I think the days of hard and fast rules are behind us. Saying that the workplace is flexible, but then assigning days in the office, or hours of work, will tell employees that you are not committed to the concept of flexibility.  Trust your workers to know what they need….and find out what that is! Find out what their goals and ambitions are.  Some people just want a job to pay the rent. Others are passionate about work and want to develop a career.  Employers need to know that. I am not talking about an annual review, but an on-going discussion to keep up with employees as they change over time.  That will lead to engagement, a strong culture, and the attachment to a company that will ensure its future success. Everyone reaps the benefits of a happy and engaged workforce.

Jeremy Ellis, Co-founder & Chief innovator at LaunchPad

Jeremy EllisAs the new normal sets in, organizations would have to face challenges in order for their workforce to smoothly transition from completely remote work to a hybrid model.

Proper strategies for effective communication will need to be implemented, which would allow remote employees to easily collaborate with those in the office.

Part of the workforce that returns to the office would need to be trained for the new work culture.

Ginny Caldwell, Director of Interior Design, Southeast Venture

Leaders of organizations are already thinking and starting to implement changes, based on the trends above. It’s already playing out that there are employees who don’t want to come back to the office, which indirectly affects how a space is designed and how work gets done.

However, from a design standpoint, there’s no replacement for the energy that a space can give its employees – allowing for collaboration and spontaneity. Run-ins at the coffee machine or water filler can be so important for office culture. Quarantine showed us that we can still collaborate at home, but that requires meetings to be more scheduled and structured. Companies need to be thinking about how to maintain that feeling of togetherness even if employees are more spread out. However, not every industry needs this kind of collaboration, like accounting or finance, so it definitely depends on the company. 

Companies already are redefining their work from home and remote work policies. With that, they need to prepare for remote onboarding – how do you connect a new employee with the company culture if they’re not there with everyone? This has been made easier, and will continue to become easier, with Zoom and collaboration technology. It overall speaks to the fact that COVID has changed how we approach work schedules, teamwork and physical workspaces, and I think that will have a lasting impact.

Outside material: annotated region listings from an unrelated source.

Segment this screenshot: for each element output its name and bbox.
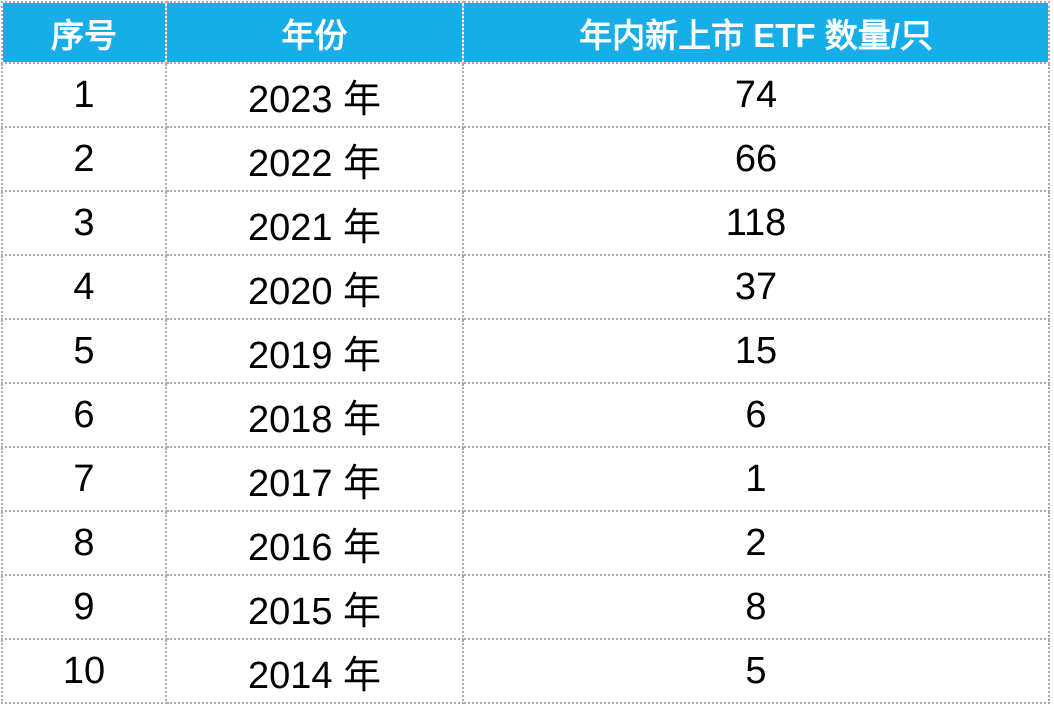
count-cell: 74 bbox=[462, 62, 1050, 128]
seq-cell: 3 bbox=[1, 190, 167, 256]
seq-cell: 7 bbox=[1, 446, 167, 512]
year-cell: 2018 年 bbox=[165, 382, 464, 448]
seq-cell: 4 bbox=[1, 254, 167, 320]
count-cell: 66 bbox=[462, 126, 1050, 192]
table-header: 序号 年份 年内新上市 ETF 数量/只 bbox=[1, 1, 1050, 64]
year-cell: 2021 年 bbox=[165, 190, 464, 256]
count-cell: 6 bbox=[462, 382, 1050, 448]
table-row: 9 2015 年 8 bbox=[1, 574, 1050, 640]
table-row: 1 2023 年 74 bbox=[1, 62, 1050, 128]
year-cell: 2023 年 bbox=[165, 62, 464, 128]
year-cell: 2019 年 bbox=[165, 318, 464, 384]
year-cell: 2020 年 bbox=[165, 254, 464, 320]
year-cell: 2015 年 bbox=[165, 574, 464, 640]
header-cell-seq: 序号 bbox=[1, 1, 167, 64]
header-cell-year: 年份 bbox=[165, 1, 464, 64]
count-cell: 37 bbox=[462, 254, 1050, 320]
table-row: 10 2014 年 5 bbox=[1, 638, 1050, 704]
table-row: 4 2020 年 37 bbox=[1, 254, 1050, 320]
table-row: 6 2018 年 6 bbox=[1, 382, 1050, 448]
table-row: 5 2019 年 15 bbox=[1, 318, 1050, 384]
year-cell: 2017 年 bbox=[165, 446, 464, 512]
seq-cell: 1 bbox=[1, 62, 167, 128]
seq-cell: 2 bbox=[1, 126, 167, 192]
table-body: 1 2023 年 74 2 2022 年 66 3 2021 年 118 4 2… bbox=[1, 62, 1050, 704]
seq-cell: 6 bbox=[1, 382, 167, 448]
count-cell: 1 bbox=[462, 446, 1050, 512]
seq-cell: 10 bbox=[1, 638, 167, 704]
table-row: 8 2016 年 2 bbox=[1, 510, 1050, 576]
table-row: 7 2017 年 1 bbox=[1, 446, 1050, 512]
year-cell: 2016 年 bbox=[165, 510, 464, 576]
year-cell: 2022 年 bbox=[165, 126, 464, 192]
seq-cell: 5 bbox=[1, 318, 167, 384]
count-cell: 8 bbox=[462, 574, 1050, 640]
count-cell: 118 bbox=[462, 190, 1050, 256]
seq-cell: 9 bbox=[1, 574, 167, 640]
table-row: 3 2021 年 118 bbox=[1, 190, 1050, 256]
seq-cell: 8 bbox=[1, 510, 167, 576]
header-row: 序号 年份 年内新上市 ETF 数量/只 bbox=[1, 1, 1050, 64]
year-cell: 2014 年 bbox=[165, 638, 464, 704]
count-cell: 2 bbox=[462, 510, 1050, 576]
count-cell: 5 bbox=[462, 638, 1050, 704]
count-cell: 15 bbox=[462, 318, 1050, 384]
header-cell-count: 年内新上市 ETF 数量/只 bbox=[462, 1, 1050, 64]
table-row: 2 2022 年 66 bbox=[1, 126, 1050, 192]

Tonya Dybdahl, Space Planning and Design Manager for National Business Furniture

Tonya DybdahlListen to experts but don’t forget about employee opinions. The internet is a rich source of information and a great place to start, but nothing can top personalized expert advice. Consult a space planner, interior designer, or salesperson that specializes in commercial interiors. This guidance will consider any of your unique circumstances and you might find some unexpected solutions that online guides don’t always provide. If you’re still in an all-employee WFH period, get moving on an office refresh that will be ready by the time that employees make their way back.

As you make these changes, ask for employee feedback to gauge the needs of individuals, departments, and the workforce at large. You might find that your proposed changes might hinder productivity rather than enhance it or perhaps you’ll stumble upon creative solutions you hadn’t considered. Clear communication is never a bad thing. While you finalize your plans, let the organization know about what new and exciting changes are soon to come.